The -$6000 Question: Are you really sure you want to do this?

creative job web copy

Based on extensive research, this is my artistic rendition of what the creative profession looks like.

In Words…

Day in and day out, designers, copywriters, art directors, illustrators and web programmers are filling boxes. These boxes are magazine-sized, screen-sized, billboard-sized and sometimes even city-sized. The packaged ideas are then sent to the client where they are almost immediately incinerated. The creative, though upset, is oftentimes too busy filling the wall of new boxes which demand his/her attention to protest much.

After which I get asked the titular question.

It’s the negative $6000 question because if you answer yes you will have to pay at least that in tuition for ad school. These days ad school is just about mandatory if you want to break into the industry*.

So I’ll likely come out of ad school in six thousand dollars of debt, working for free as an intern in the boiler-room of some agency, putting lightbulbs in boxes and placing them on a conveyor belt to client-hell, where they will likely be converted into smoke and hot air.

And yet my answer is still an emphatic yes.

Why? Because trying to portray the daily feeling of NOT working in the field of advertising is impossible. I simply can’t imagine how a career in another industry could be better. This pressure to communicate selling ideas would likely explode my head if left unreleased.

Next Week…

In the interest of demonstrating that I can write, I am crafting a campaign a day that will be headline-driven. Next week I’ll execute and post them online.

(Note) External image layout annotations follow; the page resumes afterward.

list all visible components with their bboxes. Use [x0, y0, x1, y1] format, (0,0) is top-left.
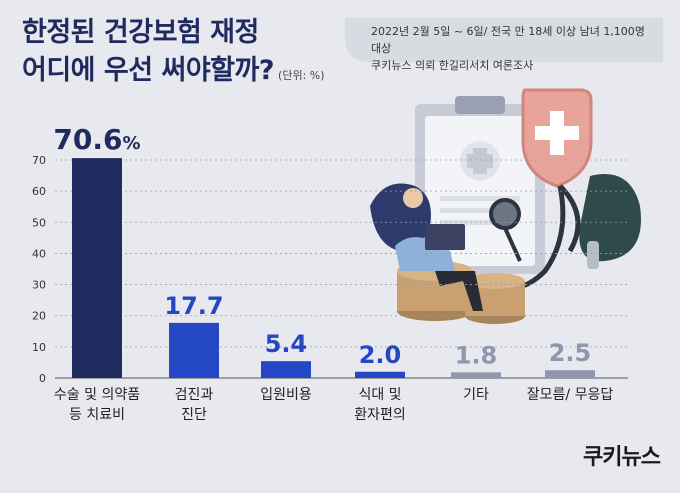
brand-name: 쿠키뉴스 [583, 445, 661, 470]
bar-value-label: 2.5 [549, 339, 592, 367]
chart-title: 한정된 건강보험 재정 어디에 우선 써야할까? (단위: %) [22, 14, 325, 95]
bars [72, 158, 595, 378]
y-tick-label: 50 [32, 216, 46, 229]
unit-label: (단위: %) [278, 69, 325, 82]
bar [261, 361, 311, 378]
title-line-1: 한정된 건강보험 재정 [22, 17, 259, 48]
y-tick-label: 0 [39, 372, 46, 385]
category-label: 입원비용 [260, 387, 312, 403]
category-label: 등 치료비 [69, 407, 125, 423]
survey-source-box: 2022년 2월 5일 ~ 6일/ 전국 만 18세 이상 남녀 1,100명 … [345, 18, 663, 72]
y-tick-label: 60 [32, 185, 46, 198]
bar [545, 370, 595, 378]
category-label: 수술 및 의약품 [54, 387, 140, 403]
bar [355, 371, 405, 378]
bar [72, 158, 122, 378]
bar-value-label: 17.7 [164, 292, 223, 320]
category-label: 진단 [181, 407, 207, 423]
category-label: 기타 [463, 387, 489, 403]
bar-value-label: 70.6% [53, 123, 140, 156]
category-label: 잘모름/ 무응답 [527, 387, 614, 403]
bar-value-label: 1.8 [455, 341, 498, 369]
category-label: 검진과 [175, 387, 214, 403]
brand-logo: 쿠키뉴스 [583, 439, 661, 471]
shield-cross-icon [521, 88, 593, 188]
bar [451, 372, 501, 378]
bar [169, 322, 219, 378]
source-line-1: 2022년 2월 5일 ~ 6일/ 전국 만 18세 이상 남녀 1,100명 … [371, 25, 645, 55]
y-tick-label: 70 [32, 154, 46, 167]
y-axis: 0 10 20 30 40 50 60 70 [32, 154, 46, 385]
source-line-2: 쿠키뉴스 의뢰 한길리서치 여론조사 [371, 59, 534, 72]
value-labels: 70.6% 17.7 5.4 2.0 1.8 2.5 [53, 123, 591, 369]
y-tick-label: 10 [32, 341, 46, 354]
y-tick-label: 30 [32, 279, 46, 292]
y-tick-label: 40 [32, 247, 46, 260]
gridlines [55, 159, 628, 379]
title-line-2: 어디에 우선 써야할까? (단위: %) [22, 52, 325, 95]
bar-value-label: 2.0 [359, 341, 402, 369]
person-with-laptop-icon [370, 183, 483, 311]
y-tick-label: 20 [32, 310, 46, 323]
title-line-2-text: 어디에 우선 써야할까? [22, 55, 275, 86]
leaf-decoration [579, 174, 641, 262]
category-label: 환자편의 [354, 407, 406, 423]
category-label: 식대 및 [358, 387, 401, 403]
stethoscope-icon [488, 184, 599, 290]
bar-value-label: 5.4 [265, 330, 308, 358]
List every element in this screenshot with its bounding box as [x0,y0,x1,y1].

*Despite what creative directors and current creatives may tell you, it’s practically impossible to even get an internship without having gone to an ad school, at least in North America and the UK. I have met more ad school graduates than I have people in the ad industry of similar age, which means school ain’t a sure bet, but I’ve never met a creative younger than thirty who didn’t do an advertising program before getting in.